08-8-2014, 06:42 AM
|
#425
|
behanjc & me are <3'ers
Join Date: Jul 2006
Posts: 2,051
|
Re: The Project Euler thread
So recently I've gotten more motivation to do smartsy stuff so I picked this up again. (unfortunately we can't have our accounts back yet, if ever)
In any case, I'm currently working on 65. What I don't understand is how someone would go about finding a solution more rigorously.
I tried to find a recursive method to quickly find the fraction I needed, and used a large integer "class"/object to hold the numerator and denominator.
In (x+k+1)/(2x+2k+1), we start with k = 66, x = 1/2.
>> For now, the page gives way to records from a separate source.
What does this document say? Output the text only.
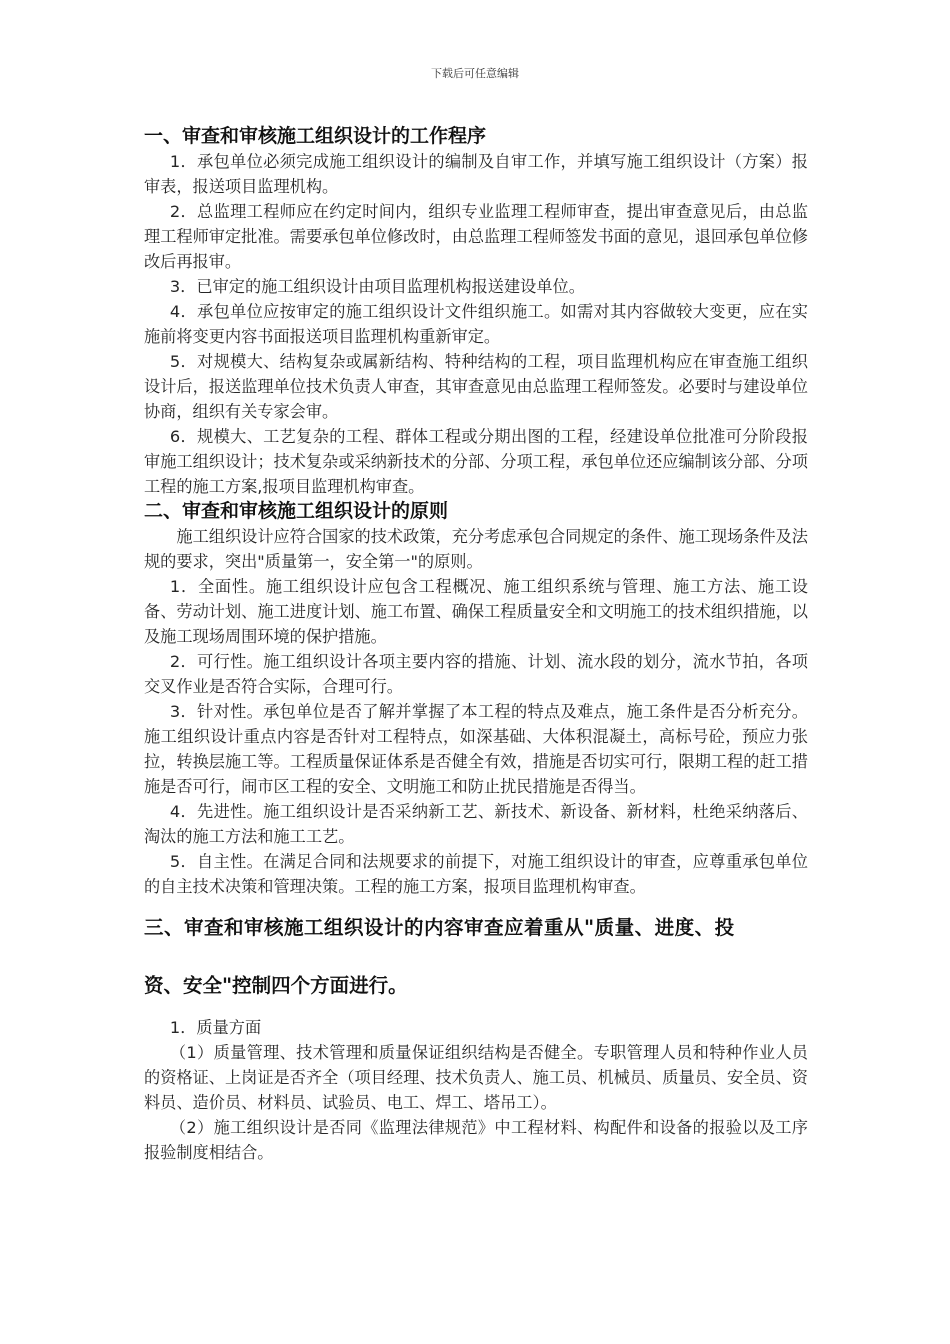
下载后可任意编辑
一、审查和审核施工组织设计的工作程序

1．承包单位必须完成施工组织设计的编制及自审工作，并填写施工组织设计（方案）报审表，报送项目监理机构。

2．总监理工程师应在约定时间内，组织专业监理工程师审查，提出审查意见后，由总监理工程师审定批准。需要承包单位修改时，由总监理工程师签发书面的意见，退回承包单位修改后再报审。

3．已审定的施工组织设计由项目监理机构报送建设单位。

4．承包单位应按审定的施工组织设计文件组织施工。如需对其内容做较大变更，应在实施前将变更内容书面报送项目监理机构重新审定。

5．对规模大、结构复杂或属新结构、特种结构的工程，项目监理机构应在审查施工组织设计后，报送监理单位技术负责人审查，其审查意见由总监理工程师签发。必要时与建设单位协商，组织有关专家会审。

6．规模大、工艺复杂的工程、群体工程或分期出图的工程，经建设单位批准可分阶段报审施工组织设计；技术复杂或采纳新技术的分部、分项工程，承包单位还应编制该分部、分项工程的施工方案,报项目监理机构审查。

二、审查和审核施工组织设计的原则

施工组织设计应符合国家的技术政策，充分考虑承包合同规定的条件、施工现场条件及法规的要求，突出"质量第一，安全第一"的原则。

1．全面性。施工组织设计应包含工程概况、施工组织系统与管理、施工方法、施工设备、劳动计划、施工进度计划、施工布置、确保工程质量安全和文明施工的技术组织措施，以及施工现场周围环境的保护措施。

2．可行性。施工组织设计各项主要内容的措施、计划、流水段的划分，流水节拍，各项交叉作业是否符合实际，合理可行。

3．针对性。承包单位是否了解并掌握了本工程的特点及难点，施工条件是否分析充分。施工组织设计重点内容是否针对工程特点，如深基础、大体积混凝土，高标号砼，预应力张拉，转换层施工等。工程质量保证体系是否健全有效，措施是否切实可行，限期工程的赶工措施是否可行，闹市区工程的安全、文明施工和防止扰民措施是否得当。

4．先进性。施工组织设计是否采纳新工艺、新技术、新设备、新材料，杜绝采纳落后、淘汰的施工方法和施工工艺。

5．自主性。在满足合同和法规要求的前提下，对施工组织设计的审查，应尊重承包单位的自主技术决策和管理决策。工程的施工方案，报项目监理机构审查。

三、审查和审核施工组织设计的内容审查应着重从"质量、进度、投
资、安全"控制四个方面进行。

1．质量方面

（1）质量管理、技术管理和质量保证组织结构是否健全。专职管理人员和特种作业人员的资格证、上岗证是否齐全（项目经理、技术负责人、施工员、机械员、质量员、安全员、资料员、造价员、材料员、试验员、电工、焊工、塔吊工）。

（2）施工组织设计是否同《监理法律规范》中工程材料、构配件和设备的报验以及工序报验制度相结合。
(2*(1/2)+2*66+1)/(1/2+66+1) = x_1
(2*(x_1)+2*64+1)/(x_1+64+1) = x_2
(2*(x_2)+2*62+1)/(x_2+62+1) = x_3
(2*(x_3)+2*60+1)/(x_3+60+1) = x_4
...
(2*(x_32)+2*4+1)/(x_32+4+1) = x_33
(8+3x_33)/(3+x_33) will give us our final fraction.
Code:
var num = 1;
var denom = 1;
var tempnum;
for (var k = 6; k >= 4; k=k-2) {
tempnum = num + (k*denom) + denom;
denom = (2*num) + (2*k*denom) + denom;
num = tempnum;
}
console.log('The fraction is ' + num + '/' + denom);
tempnum = (8*denom) + (3*num);
denom = (3*denom) + num;
num = tempnum;
console.log('The fraction is ' + num + '/' + denom);
I'm pretty sure this gives me the final fraction, but I can't tell whether or not this needs to be simplified, and if so, I still won't get the right answer.
On the other hand, there's an easily recognizable pattern in the numerator: n_k = a_k * n_[k-1] + n_[k-2]
This easily gives me the correct answer, but I can't show why this pattern holds true.
What do?
|
|
|